Long form projects stress an NLE in a way that short form never will. It's a reason why my place of employment uses PPro for projects under 10 minutes and FCP for long form. FCP can do the job, and the editing talent is available to hire.

The idea of a grant was really as a mechanism to encourage hiring an experienced long form editor who would have lots of perspective and could give good feedback to SCS engineers on Vegas in comparison to other NLEs.

However, thinking back to our experience with Media100 and their 844X product, I think what we got was constant support and a direct phone number to an engineer in trade for them using us for showcase articles and press releases. That seems like a pretty good trade. A grant to hire an editor just gets them (hopefully) better feedback.

Of course I'm making an assumption that long form would be something SCS cares to go after. It's not where the money is for any consumer priced NLE but it's conceivably a selling point for people with aspirations of making a feature film. So stability and functionality does become a marketing issue.

michaelshive wrote on 6/24/2013, 2:58 PM
" place of employment uses PPro for projects under 10 minutes and FCP for long form. FCP can do the job, and the editing talent is available to hire."

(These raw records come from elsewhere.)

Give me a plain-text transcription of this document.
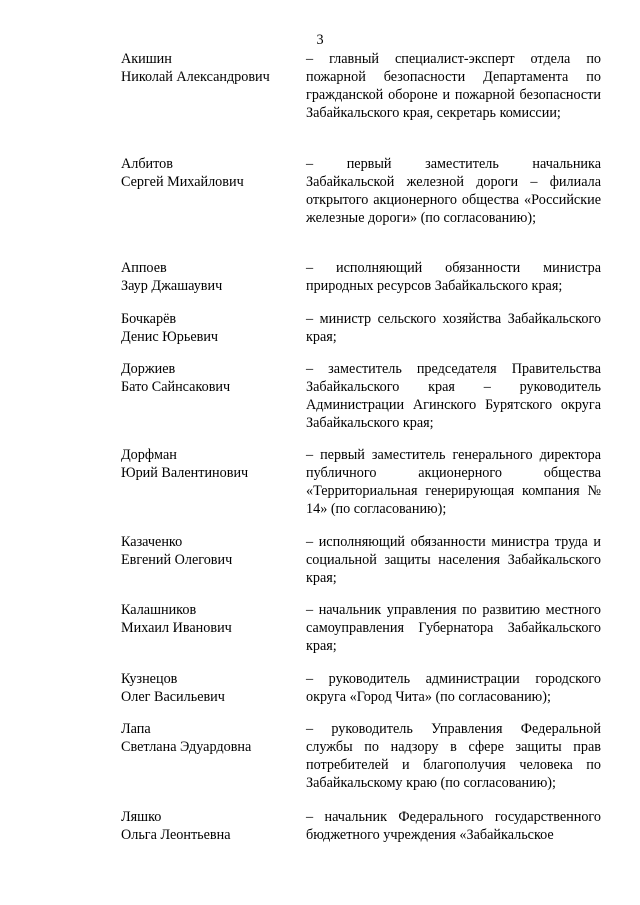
3
Акишин
Николай Александрович
– главный специалист-эксперт отдела по пожарной безопасности Департамента по гражданской обороне и пожарной безопасности Забайкальского края, секретарь комиссии;
Албитов
Сергей Михайлович
– первый заместитель начальника Забайкальской железной дороги – филиала открытого акционерного общества «Российские железные дороги» (по согласованию);
Аппоев
Заур Джашаувич
– исполняющий обязанности министра природных ресурсов Забайкальского края;
Бочкарёв
Денис Юрьевич
– министр сельского хозяйства Забайкальского края;
Доржиев
Бато Сайнсакович
– заместитель председателя Правительства Забайкальского края – руководитель Администрации Агинского Бурятского округа Забайкальского края;
Дорфман
Юрий Валентинович
– первый заместитель генерального директора публичного акционерного общества «Территориальная генерирующая компания № 14» (по согласованию);
Казаченко
Евгений Олегович
– исполняющий обязанности министра труда и социальной защиты населения Забайкальского края;
Калашников
Михаил Иванович
– начальник управления по развитию местного самоуправления Губернатора Забайкальского края;
Кузнецов
Олег Васильевич
– руководитель администрации городского округа «Город Чита» (по согласованию);
Лапа
Светлана Эдуардовна
– руководитель Управления Федеральной службы по надзору в сфере защиты прав потребителей и благополучия человека по Забайкальскому краю (по согласованию);
Ляшко
Ольга Леонтьевна
– начальник Федерального государственного бюджетного учреждения «Забайкальское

If you're talking about FCP7 I would argue just the opposite. FCP7 is only 32bit and can only access 2.5gb RAM. This makes working on long projects with a lot of media burdensome. Any time I've had a large project in FCP7 the memory issues caused a lot of problems. PPro is 64bit so it can access all the RAM in the system. This makes for a much better editing experience on long form projects. But to each their own.
larry-peter wrote on 6/24/2013, 3:35 PM
Rob, I understand what you meant. I'm a little debt slap-happy right now, so my earlier comments were mainly in jest. My ideal situation would be for a company (like SCS) who wants to viewed differently in the professional world, to loan a system for selected low-budget projects - along with a constant communication line to support/engineers (Media 100 did the same for us back in 2001). And I mean one that would fill the bill - storage, HD-SDI i/o, broadcast quality monitor, etc. Not only could they prove a stable configuration could be built, the input from an editor working on a long-form could possibly provide solutions for issues that beta testing never will.
rmack350 wrote on 6/24/2013, 7:36 PM
Media 100 did the same for us back in 2001

We're on the same page on this. I actually came on board here in 2001 but I know the relationship with Media100 was very close here. I think it was their culture to do that. Media100 was a popular alternative to Avid in the 90s.

rmack350 wrote on 6/24/2013, 7:54 PM
If you're talking about FCP7 I would argue just the opposite.

Since I'm not doing the editing I'm mostly going on overheard conversations and the frequency of groans when things crash. All the work is happening about 30 feet away in a space with no walls, so I hear most of the conversation.

Yes, I'm talking about FCP 7. While FCP crashes a bit, I don't think it's enough to make anyone here walk away from it. What I'm assuming is that it meets their needs for long form, and it meets their need to play well with people who'll do color finishing, music, audio finishing, etc. This second thing is really important.

Also, there's crashes and then there's crashes. Even with a few crashes a day I don't think there's any fear that they won't finish a project.

Of course one big problem with FCP7 is that it's a dead end.